The compulsive process
Every day when I get home from work, I walk in the door, kiss my girlfriend Alicia and start organizing things. If it’s Monday, I take the trash and recycling out to the street and line up all our bins neatly in a row. Otherwise I put my keys on the hook, my wallet & sunglasses in a tray next to said hook, pick up the small pile of bags, jackets and/or shoes that Alicia leaves by the door and put each item in its respective closet or corner; then as she starts cooking I tidy up the non-junk mail we received that day, throw the rest into recycling, wash my coffee mug out in the sink, wash her mug out, review the state of the dishwasher. Next I’m washing dishes as she uses them to cook our dinner; it looks like a Charlie Chaplin assembly line if we have the right background music playing.
We eat. Sometimes in front of the TV, sometimes at our brand-new first-owned dining table. I compulsively pick up the dishes to go wash them, sometimes regrettably before she’s even done eating her dinner. The dishwasher is full, so I might as well run it. The laundry hamper is full, and I’m getting low on t-shirts to wear to work - should probably do a load.

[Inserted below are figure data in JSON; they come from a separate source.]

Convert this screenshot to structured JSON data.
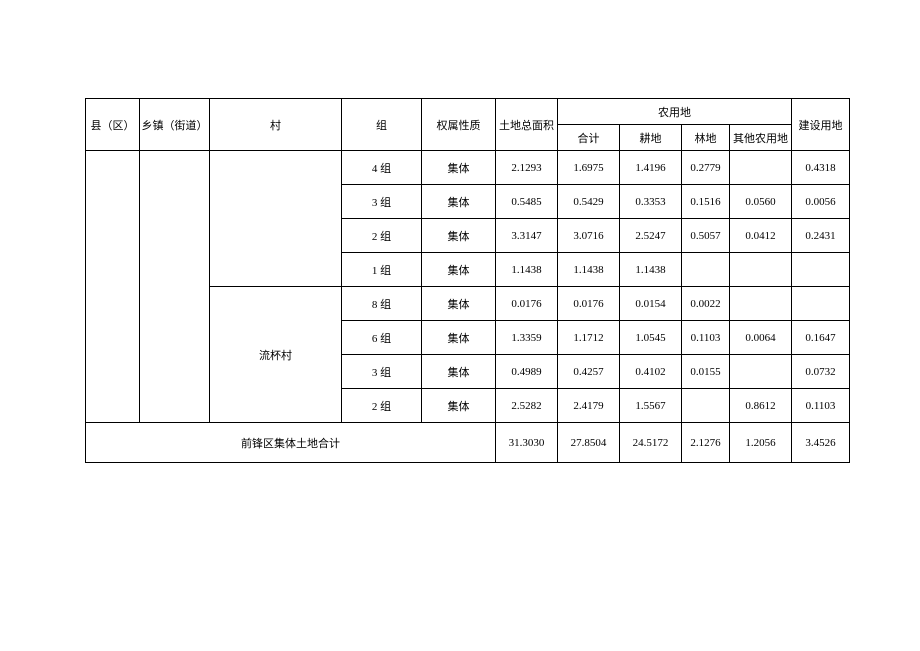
{
  "table": {
    "type": "table",
    "border_color": "#000000",
    "background_color": "#ffffff",
    "text_color": "#000000",
    "font_size": 11,
    "headers": {
      "county": "县（区）",
      "town": "乡镇（街道）",
      "village": "村",
      "group": "组",
      "ownership_nature": "权属性质",
      "total_land_area": "土地总面积",
      "agricultural_land_parent": "农用地",
      "agricultural_subtotal": "合计",
      "farmland": "耕地",
      "forest_land": "林地",
      "other_agricultural": "其他农用地",
      "construction_land": "建设用地"
    },
    "villages": {
      "liubei": "流杯村"
    },
    "rows": [
      {
        "group": "4 组",
        "nature": "集体",
        "total_area": "2.1293",
        "subtotal": "1.6975",
        "farmland": "1.4196",
        "forest": "0.2779",
        "other_ag": "",
        "construction": "0.4318"
      },
      {
        "group": "3 组",
        "nature": "集体",
        "total_area": "0.5485",
        "subtotal": "0.5429",
        "farmland": "0.3353",
        "forest": "0.1516",
        "other_ag": "0.0560",
        "construction": "0.0056"
      },
      {
        "group": "2 组",
        "nature": "集体",
        "total_area": "3.3147",
        "subtotal": "3.0716",
        "farmland": "2.5247",
        "forest": "0.5057",
        "other_ag": "0.0412",
        "construction": "0.2431"
      },
      {
        "group": "1 组",
        "nature": "集体",
        "total_area": "1.1438",
        "subtotal": "1.1438",
        "farmland": "1.1438",
        "forest": "",
        "other_ag": "",
        "construction": ""
      },
      {
        "group": "8 组",
        "nature": "集体",
        "total_area": "0.0176",
        "subtotal": "0.0176",
        "farmland": "0.0154",
        "forest": "0.0022",
        "other_ag": "",
        "construction": ""
      },
      {
        "group": "6 组",
        "nature": "集体",
        "total_area": "1.3359",
        "subtotal": "1.1712",
        "farmland": "1.0545",
        "forest": "0.1103",
        "other_ag": "0.0064",
        "construction": "0.1647"
      },
      {
        "group": "3 组",
        "nature": "集体",
        "total_area": "0.4989",
        "subtotal": "0.4257",
        "farmland": "0.4102",
        "forest": "0.0155",
        "other_ag": "",
        "construction": "0.0732"
      },
      {
        "group": "2 组",
        "nature": "集体",
        "total_area": "2.5282",
        "subtotal": "2.4179",
        "farmland": "1.5567",
        "forest": "",
        "other_ag": "0.8612",
        "construction": "0.1103"
      }
    ],
    "total_row": {
      "label": "前锋区集体土地合计",
      "total_area": "31.3030",
      "subtotal": "27.8504",
      "farmland": "24.5172",
      "forest": "2.1276",
      "other_ag": "1.2056",
      "construction": "3.4526"
    }
  }
}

By the time I start relaxing, it’s either too late to play any music (might wake up the neighbors) or I burnt myself out just tidying up the place. But for me, having control over my house grants me the calm I need to relax & think creatively. It’s not obsessive-compulsive (maybe it is? Who knows/cares); but it’s a mental exercise that keeps me proud of what I’ve got around me. Most of us go through days (even weekends) without thinking much at all - at work, at social events (which take less thought than the decision whether to even go), even when trying to write something (yeah, that’s a stab at lazy blogging conventions, so what?).
For a long time I tried to force creativity, dedicating whole evenings in front of a MIDI keyboard trying to compose - but instead of writing any great melodies, I ended up lazily repeating the same riff I’d written years prior over and over for 3 hours with nothing new or different. My head was in the wrong space during those forced moments; obsessively organizing my home life seems to correct that. I’ve learned to love the process, even though it’s sort of compulsive by now.
Also, Alicia loves not having to do dishes or laundry, so win-win.